他の人がいる環境の方が、何があるかわからないため緊張する。
主に、間違えて咄嗟に殺さないか、と言う緊張だが。
私は領域に、気配を同化させた。
第一層では何も襲ってこなかった。
第二層に入ってしばらく経った時、上空から複数の飛行型魔物の接近を感知した。
羽ばたきからすると、鳥系統の魔物だ。
私はずっと愛用している剣を、異空間から取り出した。
私が剣を取り出したことで、周りも警戒を始めた。
それを横目に私は、空間を蹴り、上空に跳び上がる。
一閃。
落下する身体を蹴って方向転換。
二羽目。
切った身体を足場に、合計五羽のフレズベルグを仕留めた。
もちろん、身体が落ちる位置を計算しているので、同行者には血の一滴たりともかかっていない。

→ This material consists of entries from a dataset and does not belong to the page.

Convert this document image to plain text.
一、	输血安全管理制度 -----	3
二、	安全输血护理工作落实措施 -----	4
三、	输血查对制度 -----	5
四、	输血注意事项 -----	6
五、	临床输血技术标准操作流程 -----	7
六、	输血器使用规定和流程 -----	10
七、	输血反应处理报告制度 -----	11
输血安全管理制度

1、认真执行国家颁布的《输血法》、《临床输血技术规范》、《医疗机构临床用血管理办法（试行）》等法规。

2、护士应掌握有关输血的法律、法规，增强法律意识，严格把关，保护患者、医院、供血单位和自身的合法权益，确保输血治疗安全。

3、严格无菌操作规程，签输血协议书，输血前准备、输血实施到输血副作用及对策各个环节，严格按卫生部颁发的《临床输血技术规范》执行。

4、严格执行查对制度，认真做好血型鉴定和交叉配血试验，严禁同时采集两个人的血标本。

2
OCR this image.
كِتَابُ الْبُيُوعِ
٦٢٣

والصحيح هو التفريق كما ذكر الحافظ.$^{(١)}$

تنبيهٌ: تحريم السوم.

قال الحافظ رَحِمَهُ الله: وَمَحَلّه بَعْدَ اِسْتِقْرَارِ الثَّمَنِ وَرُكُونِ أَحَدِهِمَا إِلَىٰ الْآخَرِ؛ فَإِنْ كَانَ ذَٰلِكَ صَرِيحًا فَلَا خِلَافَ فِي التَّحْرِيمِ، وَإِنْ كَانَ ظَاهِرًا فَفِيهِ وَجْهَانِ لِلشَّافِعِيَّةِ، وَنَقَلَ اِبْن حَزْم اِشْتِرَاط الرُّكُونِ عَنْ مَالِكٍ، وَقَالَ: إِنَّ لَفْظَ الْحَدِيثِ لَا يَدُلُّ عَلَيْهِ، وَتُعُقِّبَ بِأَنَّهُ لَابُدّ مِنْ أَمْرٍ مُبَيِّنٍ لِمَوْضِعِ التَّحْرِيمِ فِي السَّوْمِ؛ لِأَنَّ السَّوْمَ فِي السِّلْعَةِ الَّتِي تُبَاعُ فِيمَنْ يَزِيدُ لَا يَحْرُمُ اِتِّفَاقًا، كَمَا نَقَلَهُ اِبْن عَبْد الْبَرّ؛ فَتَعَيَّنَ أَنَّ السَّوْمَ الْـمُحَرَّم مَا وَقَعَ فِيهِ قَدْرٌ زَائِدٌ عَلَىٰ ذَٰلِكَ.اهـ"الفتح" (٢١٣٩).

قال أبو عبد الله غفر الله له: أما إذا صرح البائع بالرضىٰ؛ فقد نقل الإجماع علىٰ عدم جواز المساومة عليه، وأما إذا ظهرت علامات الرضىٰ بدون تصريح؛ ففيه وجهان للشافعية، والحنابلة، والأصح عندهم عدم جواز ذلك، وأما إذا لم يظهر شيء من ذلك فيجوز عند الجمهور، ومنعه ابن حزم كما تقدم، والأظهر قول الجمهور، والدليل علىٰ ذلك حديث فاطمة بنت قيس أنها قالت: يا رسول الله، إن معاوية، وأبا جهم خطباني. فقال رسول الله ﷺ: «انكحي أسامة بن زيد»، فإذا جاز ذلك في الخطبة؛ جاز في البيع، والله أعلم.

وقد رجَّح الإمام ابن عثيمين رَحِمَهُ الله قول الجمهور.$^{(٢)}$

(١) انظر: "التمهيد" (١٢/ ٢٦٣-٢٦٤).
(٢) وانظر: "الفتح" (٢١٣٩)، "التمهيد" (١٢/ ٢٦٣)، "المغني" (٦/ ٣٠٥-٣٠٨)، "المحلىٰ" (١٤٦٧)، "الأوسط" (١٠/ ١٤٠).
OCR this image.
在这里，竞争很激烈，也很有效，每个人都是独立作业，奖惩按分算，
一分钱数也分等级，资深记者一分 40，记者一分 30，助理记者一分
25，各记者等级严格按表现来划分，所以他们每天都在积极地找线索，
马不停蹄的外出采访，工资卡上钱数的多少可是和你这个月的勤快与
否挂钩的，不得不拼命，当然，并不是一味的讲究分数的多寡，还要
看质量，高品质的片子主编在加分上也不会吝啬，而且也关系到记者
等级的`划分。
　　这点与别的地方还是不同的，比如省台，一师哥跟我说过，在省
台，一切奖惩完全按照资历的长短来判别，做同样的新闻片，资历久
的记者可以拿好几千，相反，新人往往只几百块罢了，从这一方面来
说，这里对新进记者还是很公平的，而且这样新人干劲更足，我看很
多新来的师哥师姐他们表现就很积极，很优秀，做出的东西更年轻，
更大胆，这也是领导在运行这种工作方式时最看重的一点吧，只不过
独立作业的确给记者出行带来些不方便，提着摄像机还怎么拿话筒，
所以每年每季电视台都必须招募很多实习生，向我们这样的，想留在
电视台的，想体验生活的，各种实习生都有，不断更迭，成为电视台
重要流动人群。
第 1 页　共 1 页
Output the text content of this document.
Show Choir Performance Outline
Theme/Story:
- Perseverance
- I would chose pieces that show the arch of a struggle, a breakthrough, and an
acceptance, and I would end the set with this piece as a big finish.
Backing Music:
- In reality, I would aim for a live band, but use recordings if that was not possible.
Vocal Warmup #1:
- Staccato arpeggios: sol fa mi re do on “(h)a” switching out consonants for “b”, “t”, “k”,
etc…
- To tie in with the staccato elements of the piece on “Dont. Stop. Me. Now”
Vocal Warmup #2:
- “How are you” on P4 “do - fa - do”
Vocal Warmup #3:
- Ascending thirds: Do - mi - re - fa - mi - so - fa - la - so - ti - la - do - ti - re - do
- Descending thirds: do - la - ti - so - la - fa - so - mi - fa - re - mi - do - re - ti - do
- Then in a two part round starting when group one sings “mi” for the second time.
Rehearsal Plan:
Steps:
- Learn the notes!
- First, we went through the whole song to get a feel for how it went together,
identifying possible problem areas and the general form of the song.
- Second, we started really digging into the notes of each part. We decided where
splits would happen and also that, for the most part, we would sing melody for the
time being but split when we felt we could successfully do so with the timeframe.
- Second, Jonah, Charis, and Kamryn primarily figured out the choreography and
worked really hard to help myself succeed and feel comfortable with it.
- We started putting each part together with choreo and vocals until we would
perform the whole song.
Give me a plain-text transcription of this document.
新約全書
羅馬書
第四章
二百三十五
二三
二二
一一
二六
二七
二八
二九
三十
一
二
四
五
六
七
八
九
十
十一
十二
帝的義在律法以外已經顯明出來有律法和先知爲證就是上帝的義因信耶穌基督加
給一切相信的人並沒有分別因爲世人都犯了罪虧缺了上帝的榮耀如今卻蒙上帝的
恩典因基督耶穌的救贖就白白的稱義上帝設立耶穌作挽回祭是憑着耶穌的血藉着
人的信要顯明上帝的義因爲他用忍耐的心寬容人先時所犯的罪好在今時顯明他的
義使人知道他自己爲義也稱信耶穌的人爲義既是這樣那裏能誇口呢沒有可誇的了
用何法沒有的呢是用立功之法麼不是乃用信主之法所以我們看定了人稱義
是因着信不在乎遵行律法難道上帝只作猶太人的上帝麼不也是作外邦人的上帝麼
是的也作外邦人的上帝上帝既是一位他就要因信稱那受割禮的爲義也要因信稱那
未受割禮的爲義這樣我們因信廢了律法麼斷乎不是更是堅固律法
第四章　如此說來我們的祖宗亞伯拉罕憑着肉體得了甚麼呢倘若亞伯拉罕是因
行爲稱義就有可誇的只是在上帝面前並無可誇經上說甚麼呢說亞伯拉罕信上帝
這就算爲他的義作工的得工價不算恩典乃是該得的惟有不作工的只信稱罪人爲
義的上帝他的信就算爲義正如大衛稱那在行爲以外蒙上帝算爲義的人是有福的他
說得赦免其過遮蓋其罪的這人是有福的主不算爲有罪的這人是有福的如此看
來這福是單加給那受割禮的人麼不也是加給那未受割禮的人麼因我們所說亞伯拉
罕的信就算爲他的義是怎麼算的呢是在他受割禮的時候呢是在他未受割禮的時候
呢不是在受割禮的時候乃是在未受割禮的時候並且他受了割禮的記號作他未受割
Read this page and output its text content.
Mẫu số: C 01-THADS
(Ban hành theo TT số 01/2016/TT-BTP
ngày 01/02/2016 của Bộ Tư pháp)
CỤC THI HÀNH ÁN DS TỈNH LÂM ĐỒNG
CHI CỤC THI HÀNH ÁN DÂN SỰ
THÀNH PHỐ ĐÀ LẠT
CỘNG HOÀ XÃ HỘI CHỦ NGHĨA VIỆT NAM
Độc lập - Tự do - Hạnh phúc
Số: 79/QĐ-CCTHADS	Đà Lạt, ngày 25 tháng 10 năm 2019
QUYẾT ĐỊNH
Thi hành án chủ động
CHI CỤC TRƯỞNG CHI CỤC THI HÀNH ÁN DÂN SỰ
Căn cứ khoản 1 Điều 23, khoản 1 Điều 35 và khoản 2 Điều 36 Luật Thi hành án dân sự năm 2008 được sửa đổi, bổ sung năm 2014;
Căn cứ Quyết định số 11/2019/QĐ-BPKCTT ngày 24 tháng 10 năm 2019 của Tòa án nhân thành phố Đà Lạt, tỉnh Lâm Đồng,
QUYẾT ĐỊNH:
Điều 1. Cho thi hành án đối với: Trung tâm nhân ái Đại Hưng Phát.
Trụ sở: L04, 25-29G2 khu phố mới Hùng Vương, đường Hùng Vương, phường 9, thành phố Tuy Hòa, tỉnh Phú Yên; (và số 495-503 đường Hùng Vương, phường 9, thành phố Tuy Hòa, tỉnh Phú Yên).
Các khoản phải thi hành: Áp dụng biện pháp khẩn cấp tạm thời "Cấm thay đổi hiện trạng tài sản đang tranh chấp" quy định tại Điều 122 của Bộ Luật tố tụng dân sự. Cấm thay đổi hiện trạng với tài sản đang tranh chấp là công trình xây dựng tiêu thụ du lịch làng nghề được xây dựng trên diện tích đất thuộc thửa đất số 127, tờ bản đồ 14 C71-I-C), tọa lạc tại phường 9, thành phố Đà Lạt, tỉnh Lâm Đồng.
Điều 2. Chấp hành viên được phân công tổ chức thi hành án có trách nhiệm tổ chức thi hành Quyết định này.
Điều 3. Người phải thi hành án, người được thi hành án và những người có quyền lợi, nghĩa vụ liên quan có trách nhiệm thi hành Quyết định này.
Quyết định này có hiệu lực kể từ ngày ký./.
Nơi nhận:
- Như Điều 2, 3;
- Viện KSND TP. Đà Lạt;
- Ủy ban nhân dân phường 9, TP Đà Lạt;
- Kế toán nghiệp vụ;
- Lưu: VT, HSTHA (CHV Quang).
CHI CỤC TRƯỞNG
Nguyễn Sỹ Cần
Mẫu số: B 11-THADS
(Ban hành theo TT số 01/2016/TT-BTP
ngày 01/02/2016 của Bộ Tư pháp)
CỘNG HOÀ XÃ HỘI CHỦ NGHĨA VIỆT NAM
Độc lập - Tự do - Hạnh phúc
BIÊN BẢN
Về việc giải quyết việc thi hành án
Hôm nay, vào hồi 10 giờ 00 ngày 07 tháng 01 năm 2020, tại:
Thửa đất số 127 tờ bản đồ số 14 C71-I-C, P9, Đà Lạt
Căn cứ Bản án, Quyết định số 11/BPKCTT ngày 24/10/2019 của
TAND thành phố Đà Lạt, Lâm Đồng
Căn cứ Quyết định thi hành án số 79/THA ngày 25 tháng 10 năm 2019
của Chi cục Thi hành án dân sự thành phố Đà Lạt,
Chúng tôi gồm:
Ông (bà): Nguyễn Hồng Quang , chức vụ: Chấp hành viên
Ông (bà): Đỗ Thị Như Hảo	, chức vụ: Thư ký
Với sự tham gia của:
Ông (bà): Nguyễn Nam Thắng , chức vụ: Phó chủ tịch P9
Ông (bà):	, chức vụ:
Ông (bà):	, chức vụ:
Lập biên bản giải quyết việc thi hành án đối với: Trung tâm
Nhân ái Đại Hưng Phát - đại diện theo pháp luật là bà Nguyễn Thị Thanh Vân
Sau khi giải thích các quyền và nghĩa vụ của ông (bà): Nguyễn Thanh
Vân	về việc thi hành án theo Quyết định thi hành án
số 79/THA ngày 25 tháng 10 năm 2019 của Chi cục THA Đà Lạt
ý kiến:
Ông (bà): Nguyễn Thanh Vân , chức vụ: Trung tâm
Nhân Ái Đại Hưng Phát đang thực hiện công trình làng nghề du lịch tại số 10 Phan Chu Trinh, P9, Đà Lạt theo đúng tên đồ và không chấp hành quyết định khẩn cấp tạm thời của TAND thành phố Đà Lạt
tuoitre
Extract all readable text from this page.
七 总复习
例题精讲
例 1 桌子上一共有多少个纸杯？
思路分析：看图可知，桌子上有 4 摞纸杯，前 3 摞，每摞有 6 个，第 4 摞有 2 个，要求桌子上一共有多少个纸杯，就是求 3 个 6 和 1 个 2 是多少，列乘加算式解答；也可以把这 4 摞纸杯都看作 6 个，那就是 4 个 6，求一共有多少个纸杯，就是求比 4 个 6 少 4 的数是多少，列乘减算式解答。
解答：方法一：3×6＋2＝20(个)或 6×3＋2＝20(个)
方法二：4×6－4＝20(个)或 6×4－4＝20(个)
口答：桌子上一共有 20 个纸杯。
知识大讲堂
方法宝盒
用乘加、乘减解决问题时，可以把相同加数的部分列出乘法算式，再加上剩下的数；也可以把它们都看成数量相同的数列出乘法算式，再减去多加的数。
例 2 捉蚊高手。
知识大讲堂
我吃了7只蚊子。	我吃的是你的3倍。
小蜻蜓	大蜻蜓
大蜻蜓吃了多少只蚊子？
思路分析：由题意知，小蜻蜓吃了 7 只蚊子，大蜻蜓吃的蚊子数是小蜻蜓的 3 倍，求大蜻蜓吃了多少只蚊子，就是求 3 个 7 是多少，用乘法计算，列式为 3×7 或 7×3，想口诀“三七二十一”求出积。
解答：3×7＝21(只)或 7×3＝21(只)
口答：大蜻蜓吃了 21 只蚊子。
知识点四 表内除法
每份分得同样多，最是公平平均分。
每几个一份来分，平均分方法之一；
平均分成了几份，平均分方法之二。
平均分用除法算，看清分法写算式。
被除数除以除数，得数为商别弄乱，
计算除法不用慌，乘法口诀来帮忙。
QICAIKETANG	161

地面に降り立った私は、鮮度が悪くならないうちに解体して、異空間の放り込んだ。
同行者、特に兄たちは、ポカンと口を開けて、私を見ている。
兄たちを振り返った私は、二歩で兄を追い越し、三度剣を振るう。
重い音と共に落ちるのは、三切りになったアンピプテラ。
アンピプテラは気配を消す技術だけをとったら、領域で五本指にはいる。
ただ、強さはそれほど強くない。
気配を隠すのだけは、異様に上手いだけだ。
アンピプテラは解体せずに、そのまま異空間へ。
「油断したら、死ぬ。今回は私がいるから傷つけさせないけど、気を付けておいた方がいい。」
「さっきのは?」
「フレズベルグは鷲に似た大型の飛行型魔物。アンピプテラは蛇に似た大型魔物。鳥系統は羽、爪、嘴が、蛇系統は皮、血、内臓、骨が良い素材になる。」
「良い素材とは?」
「武器、防具、薬、毒。肉は私の、ここでのご飯だった。」
同行者たちは、驚く者、考え込む者、戸惑う者と千差万別だ。
「魔物の死体は、全て埋めるか焼いて処理していたな。」
「なんて勿体無い。」
本当に勿体無い。
強い魔物は魔法との親和性も高い。
良い材料になるのに、それを今まで全て無駄にしていたなんて。
知っていたら、私が全て引き取っていたのに。
今度からは、私が貰えるか父と交渉しよう。
それから私は、出て来る魔物全てを狩った。
途中からギディオンから制止が入り、結局行きたかった五層まで行くことができなかった。
残念。
今度は一人で来ようと決意した。